No dobra, spyta ktoś, a co należałoby robić na to ich machanie flagami? Nic? Jeśli, mimo że na powierzchni mamy tylko zwykłą kibolską agresję społeczną, to kawałeczek dalej stoi Putin i realna zbrojna siła Ukraińców, no to po pierwsze, moim zdaniem Putin jest jednak groźniejszy, bo ma więcej agentury i bardziej się z nim Zachód liczy, choćby to, więc bez sensu i ważnego powodu szukać teraz z Ukraińcami zwady nie należy.

Po drugie - jesteśmy w stanie odpowiedzieć na ew. agresję aspołeczną, czyli prawdziwą, nieudawaną, nie rytualną, nie potrząsanie szabelką, podkręcanie wąsa, tylko nowe wydłubywanie oczu, topienie w gnojówce, rżnięcie piłą, albo "choćby" strzelanie, czy nawet "tylko" zrywanie polskich napisów? Tak czy nie?

Jeśli tak, to należy "stać z bronią przy nodze" i ew. dodatkowo pokazać tym ichnim kibolom, oraz ew. banderowcom, że ew. agresja źle się dla nich skończy. (Czyli jednak coś "pokazać"? A tak, w tym przypadku to jest OK!) A jeśli NIE jesteśmy na to przygotowani i źle się ona dla nich NIE skończy, no to należy bardzo szybko się postarać, by to się zmieniło. Infantylne przekrzykiwanie się z facetami, którzy może też są infantylni, ale za nimi stoją ludzie naprawdę dla nas groźni, a jeszcze kawałek dalej (nie licząc agentury, która jest bliżej) Putin, to moim zdaniem skrajna głupota.
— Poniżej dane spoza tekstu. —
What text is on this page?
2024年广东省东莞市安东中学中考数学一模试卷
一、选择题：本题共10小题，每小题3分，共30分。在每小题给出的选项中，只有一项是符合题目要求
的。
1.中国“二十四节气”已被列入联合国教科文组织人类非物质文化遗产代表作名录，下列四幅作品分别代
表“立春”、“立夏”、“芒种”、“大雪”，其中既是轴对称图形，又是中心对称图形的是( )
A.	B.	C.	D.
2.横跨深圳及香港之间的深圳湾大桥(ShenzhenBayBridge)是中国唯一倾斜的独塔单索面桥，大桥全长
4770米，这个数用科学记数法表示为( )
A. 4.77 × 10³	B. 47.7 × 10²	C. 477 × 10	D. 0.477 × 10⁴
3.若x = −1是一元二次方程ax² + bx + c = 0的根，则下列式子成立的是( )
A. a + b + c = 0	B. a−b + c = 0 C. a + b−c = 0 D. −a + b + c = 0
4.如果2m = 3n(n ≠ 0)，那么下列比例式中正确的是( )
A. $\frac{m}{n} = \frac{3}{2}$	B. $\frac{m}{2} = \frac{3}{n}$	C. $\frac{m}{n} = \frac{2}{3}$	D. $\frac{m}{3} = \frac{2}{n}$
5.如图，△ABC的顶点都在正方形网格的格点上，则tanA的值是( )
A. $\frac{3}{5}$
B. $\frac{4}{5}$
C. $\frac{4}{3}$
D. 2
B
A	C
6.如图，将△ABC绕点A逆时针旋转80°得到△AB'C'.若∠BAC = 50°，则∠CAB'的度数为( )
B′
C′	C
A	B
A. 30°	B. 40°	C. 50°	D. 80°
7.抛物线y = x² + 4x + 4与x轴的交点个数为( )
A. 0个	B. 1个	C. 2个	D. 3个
A w ogóle to mniej pyskowania, stroszenia piórek, odgrażania się bez żadnego przełożenia na rzeczywistość - w tym wymyślania Putinom tego świata od "karłów". Bo nic sensownego nam z tego nie przyjdzie, a takie wymyślania to całkiem nie jest to samo co czarne mundury i obrażanie wroga przed szturmem na mury, tylko właśnie żałosne próby sprowadzania realnego i niebezpiecznego jak skurwysyn konfliktu do rangi byle pyskówki czy innej przepychanki.

triarius

P.S. A teraz wychodzimy pojedynczo i uważać na ogony!